When Abort happened I connected Xilinx debugger via jtag and look at cpu backtrace.
OK, but we are already in grub here and such a trace (in U-Boot) doesn't make sense. Right?
Correct grub already started. But I expect it is still using U-Boot drivers and all exception handlers are still in place from u-boot.
Yeah, but what I didn't understand was:
!"Synchronous Abort" handler, esr 0x02000000 !elr: ffffffffa816c5b0 lr : 000000000805e218 (reloc) !elr: 00000000200005b0 lr : 000000007fef2218 (snip) !Code: 000165fa 0b2d05de 0000ffff 00000000 (20000590) !UEFI image [0x0000000077d48000:0x0000000077de5fff] '/efi\boot\bootaa64.efi'
"Code:" at the exception doesn't seem to be sane assembler, and "elr" is not within the code of neither U-Boot nor shim/grub(bootaa64.efi). ("esr" doesn't tell us anything.) So I wondered where the backtrace came from.
BTW, can you please confirm which function sits at the address of "lr" (=0x7fe2218)?
I don't have that images anymore.
Maybe it is just sata/scsi related issue in EFI but weird is that when disks are scan just before command everything is working fine.
What do you mean by "when disks are scanned just before the command"? The case when you ran "run bootcmd_scsi" without "printenv -e"?
Do you reproduce the problem even if you revert the patch, "xilinx: zynqmp: Initialize usb and scsi via preboot", and run the commands, "run scsi_init; [printenv -e;] run bootcmd_scsi?
Can you also try other EFI commands, like "efidebug devices"?
I found that there is a difference if you run scsi reset or run scsi_init. When scsi_init is used I can't see any issue.

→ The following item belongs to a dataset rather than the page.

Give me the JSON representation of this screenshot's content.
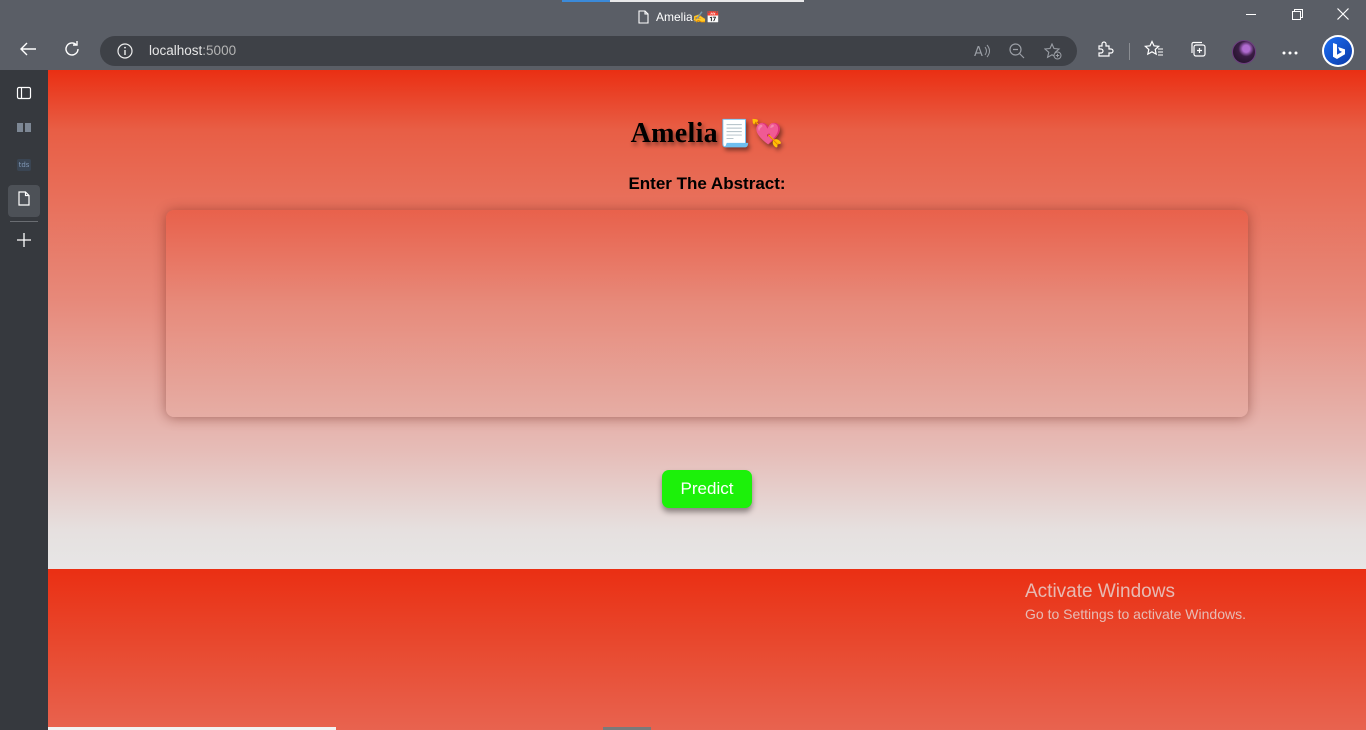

Here you have tried three cases: (1) scsi reset; efidebug devices; boot (hence distro_bootcmd) (2) run scsi_init; efidebug devices; boot (3) scsi rescan; efidebug devices; boot
Only case(2) succeeded to boot the system. Right?
Please double-check that you don't see this problem in all those cases if you don't execute "efidebug devices" (or "printenv -e"). # make sure that no efi command will be executed before # booting from scsi.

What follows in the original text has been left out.